Can you do talosctl support -n <IP1>,<IP2>,.. (for all nodes in the cluster), and attach the support.zip to the issue?

Ton618-dz commented 1 year ago

Sorry for the formatting

. Unfortunately, I tried to put the code/result using the add code section but for some reason it didn't work.

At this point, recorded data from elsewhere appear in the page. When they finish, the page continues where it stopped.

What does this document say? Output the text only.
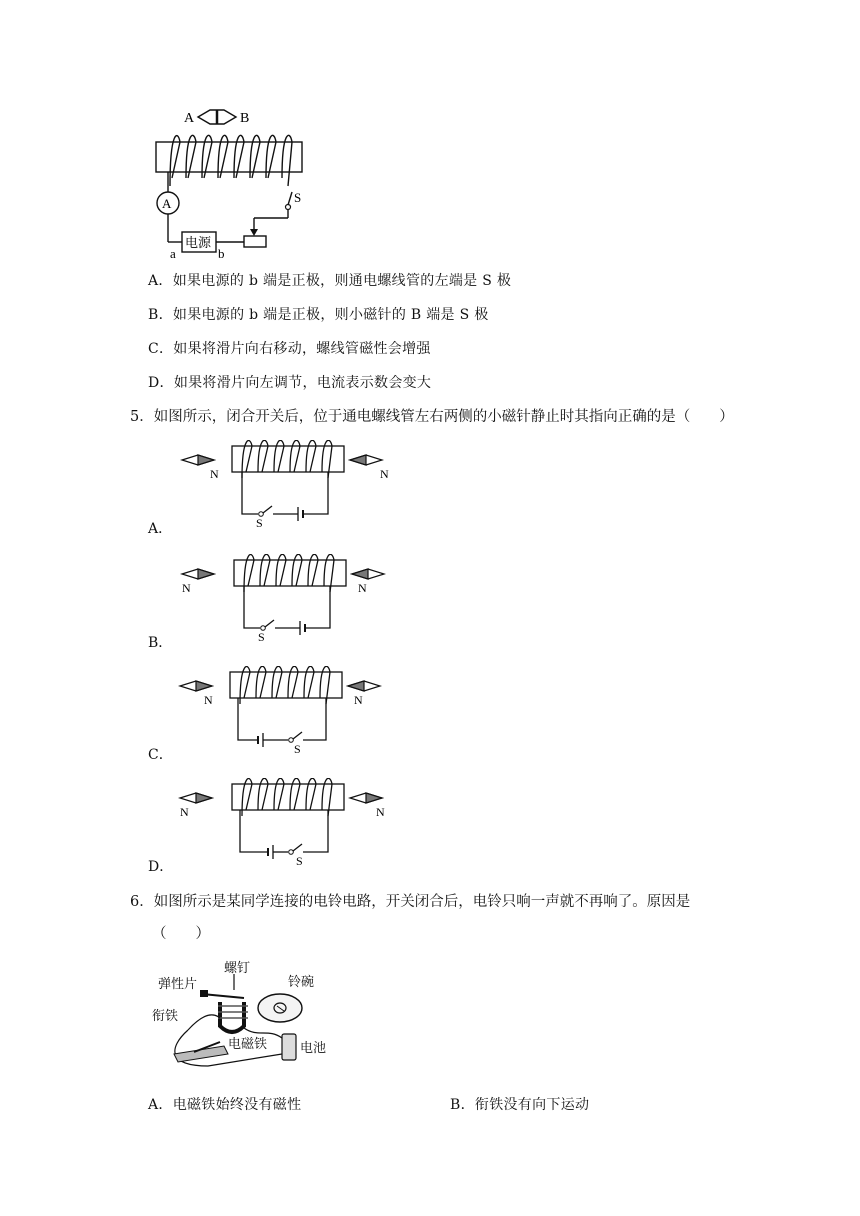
A	B
A
电源
a	b
S
A．如果电源的 b 端是正极，则通电螺线管的左端是 S 极
B．如果电源的 b 端是正极，则小磁针的 B 端是 S 极
C．如果将滑片向右移动，螺线管磁性会增强
D．如果将滑片向左调节，电流表示数会变大
5．如图所示，闭合开关后，位于通电螺线管左右两侧的小磁针静止时其指向正确的是（　　）
N
S
N
A．
N
S
N
B．
N
S
N
C．
N
S
N
D．
6．如图所示是某同学连接的电铃电路，开关闭合后，电铃只响一声就不再响了。原因是
（　　）
螺钉
弹性片	铃碗
衔铁
电磁铁	电池
A．电磁铁始终没有磁性	B．衔铁没有向下运动
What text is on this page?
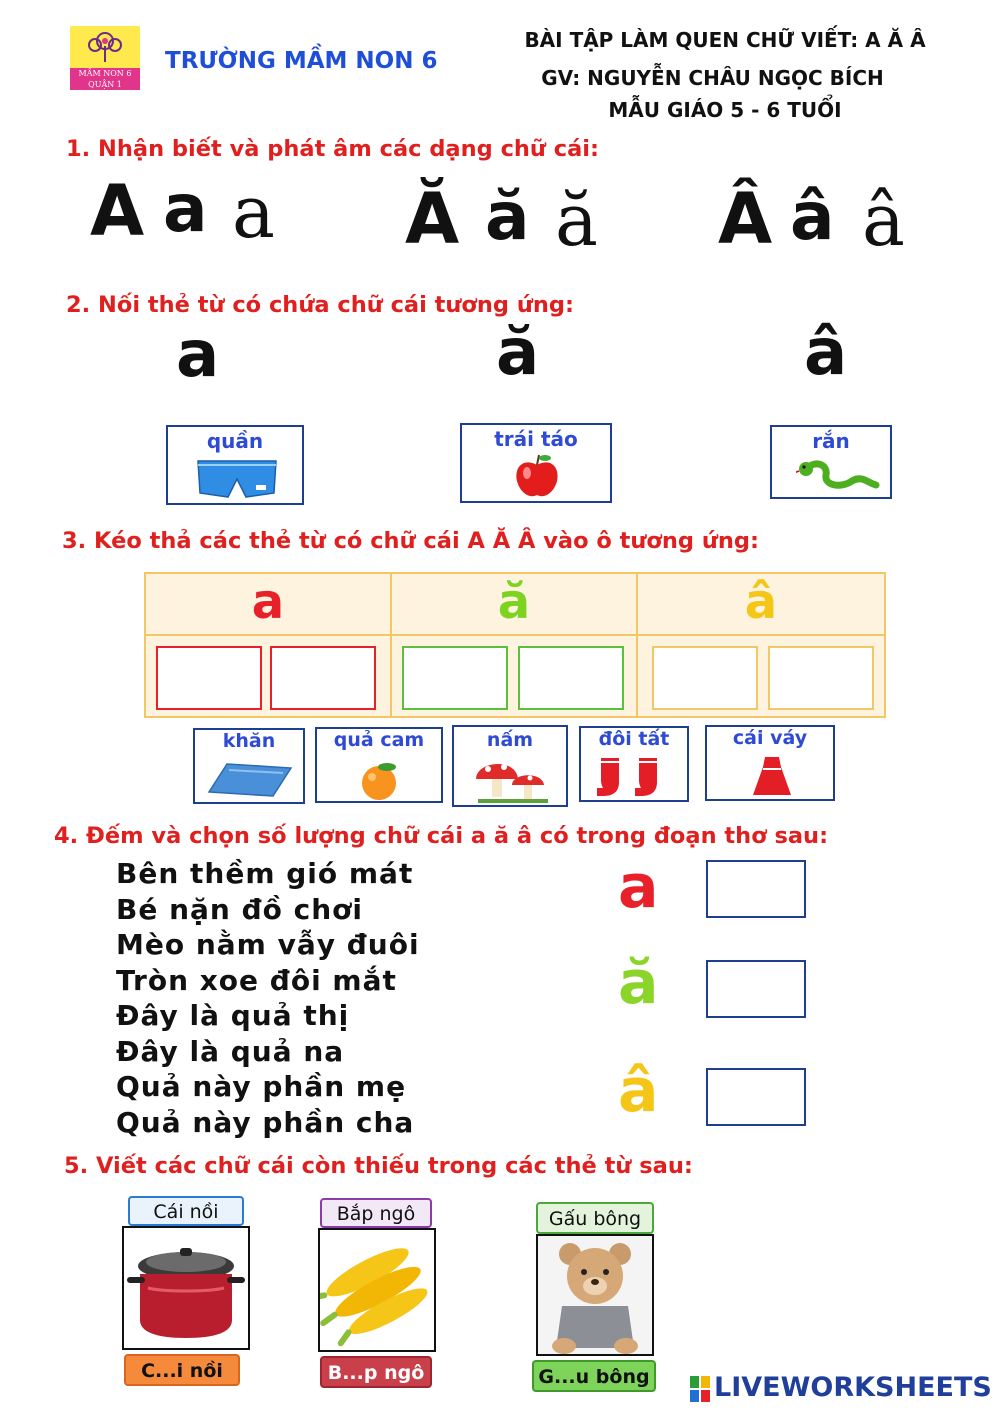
MẦM NON 6
QUẬN 1
TRƯỜNG MẦM NON 6
BÀI TẬP LÀM QUEN CHỮ VIẾT: A Ă Â
GV: NGUYỄN CHÂU NGỌC BÍCH
MẪU GIÁO 5 - 6 TUỔI
1. Nhận biết và phát âm các dạng chữ cái:
A a a Ă ă ă Â â â
2. Nối thẻ từ có chứa chữ cái tương ứng:
a	ă	â
quần	trái táo	rắn
3. Kéo thả các thẻ từ có chữ cái A Ă Â vào ô tương ứng:
a	ă	â
khăn	quả cam	nấm	đôi tất	cái váy
4. Đếm và chọn số lượng chữ cái a ă â có trong đoạn thơ sau:
Bên thềm gió mát
Bé nặn đồ chơi
Mèo nằm vẫy đuôi
Tròn xoe đôi mắt
Đây là quả thị
Đây là quả na
Quả này phần mẹ
Quả này phần cha
a
ă
â
5. Viết các chữ cái còn thiếu trong các thẻ từ sau:
Cái nồi
C...i nồi
Bắp ngô
B...p ngô
Gấu bông
G...u bông LIVEWORKSHEETS
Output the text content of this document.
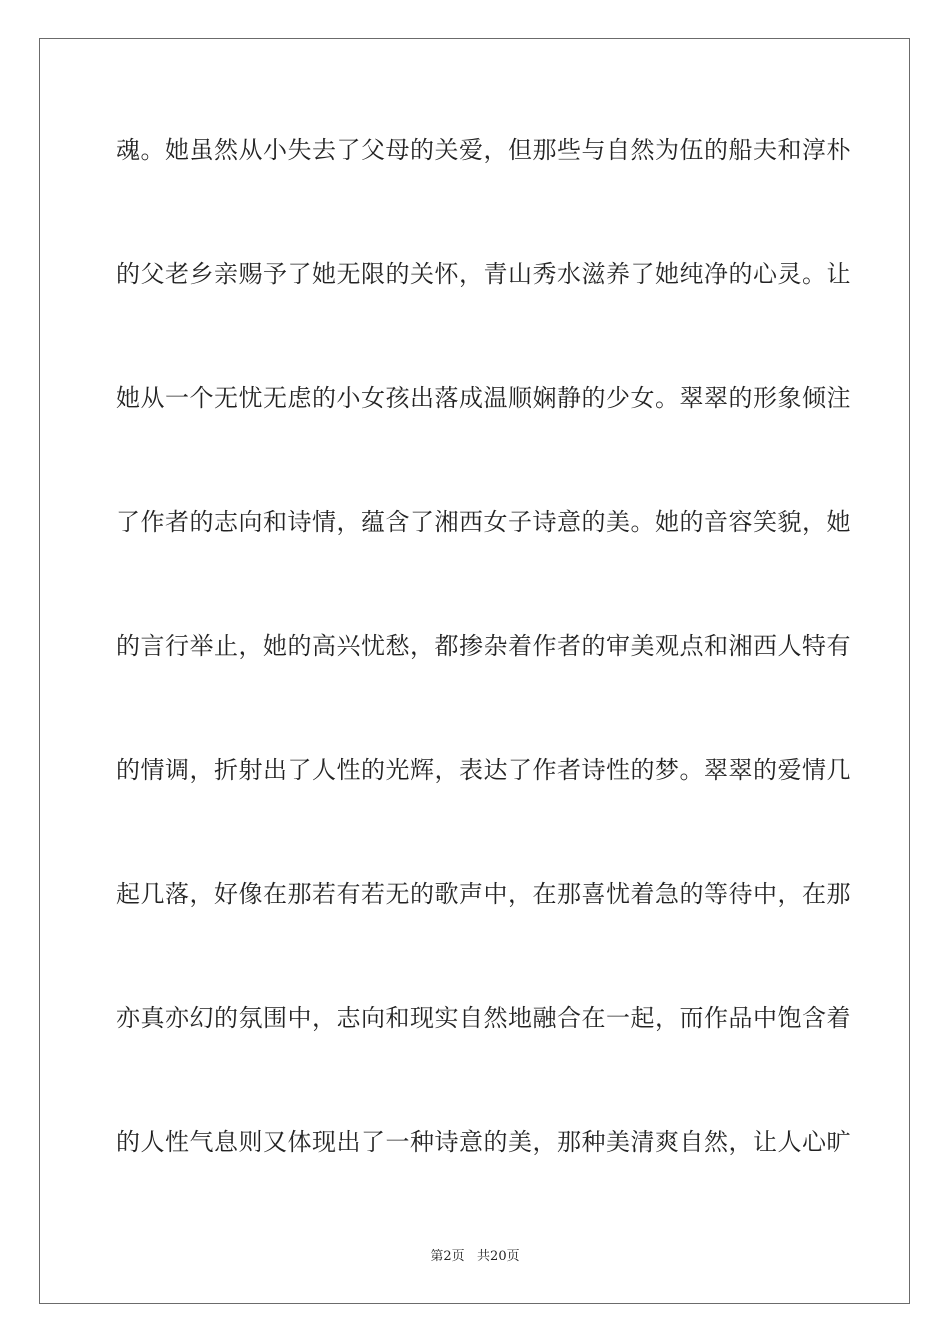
魂。她虽然从小失去了父母的关爱，但那些与自然为伍的船夫和淳朴
的父老乡亲赐予了她无限的关怀，青山秀水滋养了她纯净的心灵。让
她从一个无忧无虑的小女孩出落成温顺娴静的少女。翠翠的形象倾注
了作者的志向和诗情，蕴含了湘西女子诗意的美。她的音容笑貌，她
的言行举止，她的高兴忧愁，都掺杂着作者的审美观点和湘西人特有
的情调，折射出了人性的光辉，表达了作者诗性的梦。翠翠的爱情几
起几落，好像在那若有若无的歌声中，在那喜忧着急的等待中，在那
亦真亦幻的氛围中，志向和现实自然地融合在一起，而作品中饱含着
的人性气息则又体现出了一种诗意的美，那种美清爽自然，让人心旷
第2页   共20页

Please find attached the support.zip file

support.zip

Regards,

smira commented 1 year ago
user: warning: [2023-02-23T00:16:50.343757878Z]: [talos] WARNING: memory size is less than recommended
user: warning: [2023-02-23T00:16:50.346321878Z]: [talos] WARNING: Talos may not work properly
user: warning: [2023-02-23T00:16:50.348920878Z]: [talos] WARNING: minimum memory size is 1898 MiB
user: warning: [2023-02-23T00:16:50.351350878Z]: [talos] WARNING: recommended memory size is 3946 MiB
user: warning: [2023-02-23T00:16:50.353776878Z]: [talos] WARNING: current total memory size is 904 MiB

you don't have enough memory to run Kubernetes controlplane node.